This is Anna's dove pen.
It used to be a small cage that hung on the wall and was difficult to get into not to mention didn't afford the doves much room. Her father conceded to give up his fire wood stacking spot (the reason for the plywood "wainscoting") and built this pen for her. Kathy gave Anna yet another replacement dove after the pen was built, thank you Kathy (see, all my friends are too good to my children).
Shortly after the new replacement, Anna's doves were laying and hatching out their eggs. Unfortunately the first hatch only produced one and it fell out of its nest. The next fertile batch were abandoned by both parents just days before they were to hatch, most likely because of a little confusion created by the inexperienced owner who left infertile eggs in a nest. Those unhatched but cheeping eggs were the eggs that Anna brought in to finish hatching in our incubator. See Anna And Her Projects for an account of the hatching. Through that ordeal of trying to raise the squabs by hand we learned some valuable things and are now prepared to try again. Maybe even on purpose.
Since then, Anna's doves laid fresh eggs, hatched them out on their own, fed them and because we took out the Cochin hens just prior to hatching, no tragic accidents occurred. Now here they are. The young ones are in the potted tree, able to fly around and hold their own with the Cochins who were returned to the pen yesterday.
This is one of the parents sitting on the water pot. They are very sweet birds. Nothing like the Love birds Bet used to have (we actually called them Hate birds after awhile, very mean, very loud, sharp and shrill).
This is the other parent.
This lovely blue box you see here used to be a home made incubator that was a poultry project when Stephanie, our oldest, was in poultry 4-H. Now it covers the dryer vent so we don't have dryer lint flying all over the front yard. This dove cage is off one end of my laundry/propagation house that sits across the driveway from our house.

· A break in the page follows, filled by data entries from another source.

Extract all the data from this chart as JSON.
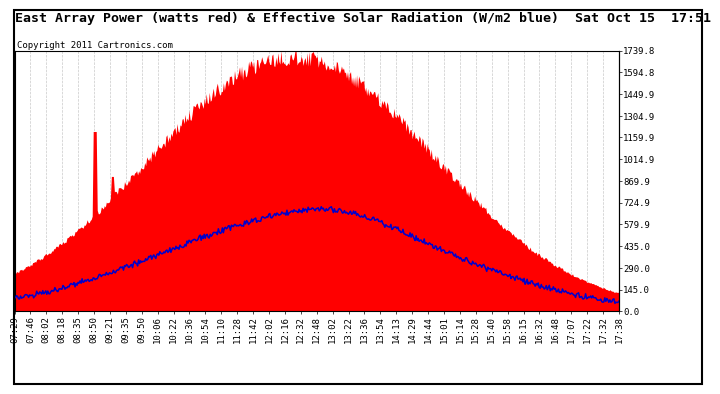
{
  "title": "East Array Power (watts red) & Effective Solar Radiation (W/m2 blue)  Sat Oct 15  17:51",
  "copyright": "Copyright 2011 Cartronics.com",
  "background_color": "#ffffff",
  "grid_color": "#bbbbbb",
  "y_ticks": [
    0.0,
    145.0,
    290.0,
    435.0,
    579.9,
    724.9,
    869.9,
    1014.9,
    1159.9,
    1304.9,
    1449.9,
    1594.8,
    1739.8
  ],
  "y_max": 1739.8,
  "x_labels": [
    "07:29",
    "07:46",
    "08:02",
    "08:18",
    "08:35",
    "08:50",
    "09:21",
    "09:35",
    "09:50",
    "10:06",
    "10:22",
    "10:36",
    "10:54",
    "11:10",
    "11:28",
    "11:42",
    "12:02",
    "12:16",
    "12:32",
    "12:48",
    "13:02",
    "13:22",
    "13:36",
    "13:54",
    "14:13",
    "14:29",
    "14:44",
    "15:01",
    "15:14",
    "15:28",
    "15:40",
    "15:58",
    "16:15",
    "16:32",
    "16:48",
    "17:07",
    "17:22",
    "17:32",
    "17:38"
  ],
  "red_color": "#ff0000",
  "blue_color": "#0000cc",
  "title_fontsize": 9.5,
  "copyright_fontsize": 6.5,
  "tick_fontsize": 6.5,
  "border_color": "#000000"
}
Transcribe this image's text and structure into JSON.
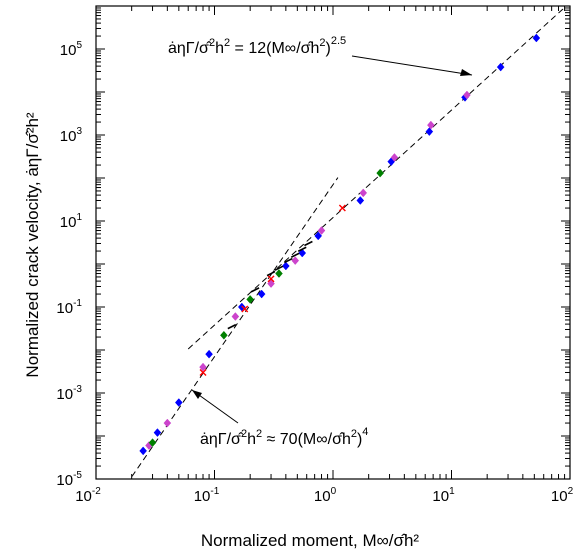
{
  "chart_data": {
    "type": "scatter",
    "title": "",
    "xlabel": "Normalized moment, M∞/σ̂h²",
    "ylabel": "Normalized crack velocity, ȧηΓ/σ̂²h²",
    "x_scale": "log",
    "y_scale": "log",
    "xlim": [
      0.01,
      100
    ],
    "ylim": [
      1e-05,
      1000000
    ],
    "grid": false,
    "x_ticks": [
      {
        "base": "10",
        "exp": "-2",
        "value": 0.01
      },
      {
        "base": "10",
        "exp": "-1",
        "value": 0.1
      },
      {
        "base": "10",
        "exp": "0",
        "value": 1
      },
      {
        "base": "10",
        "exp": "1",
        "value": 10
      },
      {
        "base": "10",
        "exp": "2",
        "value": 100
      }
    ],
    "y_ticks": [
      {
        "base": "10",
        "exp": "-5",
        "value": 1e-05
      },
      {
        "base": "10",
        "exp": "-3",
        "value": 0.001
      },
      {
        "base": "10",
        "exp": "-1",
        "value": 0.1
      },
      {
        "base": "10",
        "exp": "1",
        "value": 10
      },
      {
        "base": "10",
        "exp": "3",
        "value": 1000
      },
      {
        "base": "10",
        "exp": "5",
        "value": 100000
      }
    ],
    "fits": [
      {
        "label_left": "ȧηΓ/σ̂",
        "sup1": "2",
        "label_mid": "h",
        "sup2": "2",
        "label_right": " = 12(M∞/σ̂h",
        "sup3": "2",
        "label_close": ")",
        "sup4": "2.5",
        "coefficient": 12,
        "exponent": 2.5,
        "x_range": [
          0.06,
          100
        ]
      },
      {
        "label_left": "ȧηΓ/σ̂",
        "sup1": "2",
        "label_mid": "h",
        "sup2": "2",
        "label_right": " ≈ 70(M∞/σ̂h",
        "sup3": "2",
        "label_close": ")",
        "sup4": "4",
        "coefficient": 70,
        "exponent": 4,
        "x_range": [
          0.018,
          1.1
        ]
      }
    ],
    "series": [
      {
        "color": "#0000ff",
        "marker": "diamond",
        "points": [
          [
            0.025,
            4.5e-05
          ],
          [
            0.033,
            0.00012
          ],
          [
            0.05,
            0.0006
          ],
          [
            0.09,
            0.008
          ],
          [
            0.17,
            0.1
          ],
          [
            0.25,
            0.2
          ],
          [
            0.4,
            0.9
          ],
          [
            0.55,
            1.8
          ],
          [
            0.75,
            4.5
          ],
          [
            1.7,
            30
          ],
          [
            3.1,
            240
          ],
          [
            6.5,
            1200
          ],
          [
            13,
            7500
          ],
          [
            26,
            38000
          ],
          [
            52,
            180000
          ]
        ]
      },
      {
        "color": "#cc44cc",
        "marker": "diamond",
        "points": [
          [
            0.028,
            6e-05
          ],
          [
            0.04,
            0.0002
          ],
          [
            0.08,
            0.004
          ],
          [
            0.15,
            0.06
          ],
          [
            0.3,
            0.35
          ],
          [
            0.48,
            1.2
          ],
          [
            0.8,
            6
          ],
          [
            1.8,
            45
          ],
          [
            3.3,
            300
          ],
          [
            6.7,
            1700
          ],
          [
            13.5,
            8500
          ]
        ]
      },
      {
        "color": "#008000",
        "marker": "diamond",
        "points": [
          [
            0.03,
            7e-05
          ],
          [
            0.12,
            0.022
          ],
          [
            0.2,
            0.15
          ],
          [
            0.35,
            0.6
          ],
          [
            2.5,
            130
          ]
        ]
      },
      {
        "color": "#ff0000",
        "marker": "cross",
        "points": [
          [
            0.08,
            0.003
          ],
          [
            0.18,
            0.09
          ],
          [
            0.3,
            0.45
          ],
          [
            1.2,
            20
          ]
        ]
      },
      {
        "color": "#000000",
        "marker": "dash",
        "points": [
          [
            0.14,
            0.035
          ],
          [
            0.22,
            0.25
          ],
          [
            0.3,
            0.6
          ],
          [
            0.35,
            0.8
          ],
          [
            0.42,
            1.2
          ],
          [
            0.48,
            1.6
          ],
          [
            0.55,
            2.2
          ],
          [
            0.62,
            3
          ]
        ]
      }
    ]
  }
}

Our house and farm is very interesting but we love it. The laundry machines were moved out of their spot in the house during a remodel. They never fit the space that was made for them by previous owners, unless a person really ought not to mind not being able to fully open the dryer door. So I, being the perennial ideas person, thought it would be great to give them, the laundry machines, their own space out in my old shop.
My shop used to house all my 4-H doings including my computer. But the computer had come into the house five years prior in order to be hooked up to the phone lines and the sewing was, at the time of remodeling, heading upstairs to a soon to be empty room. The remodel was all happening because my second oldest was getting married at our home, which freed up a room upstairs.
I'll take you for a guided illustrated tour of our house and farm soon. I promise. I will make it a goal of mine for August, a priority. There is a lot of history behind our place. Most of it prior to our living here but I certainly am more familiar with the stories of what has gone on in its last 23 years since we have rented it from Doc and Norrine.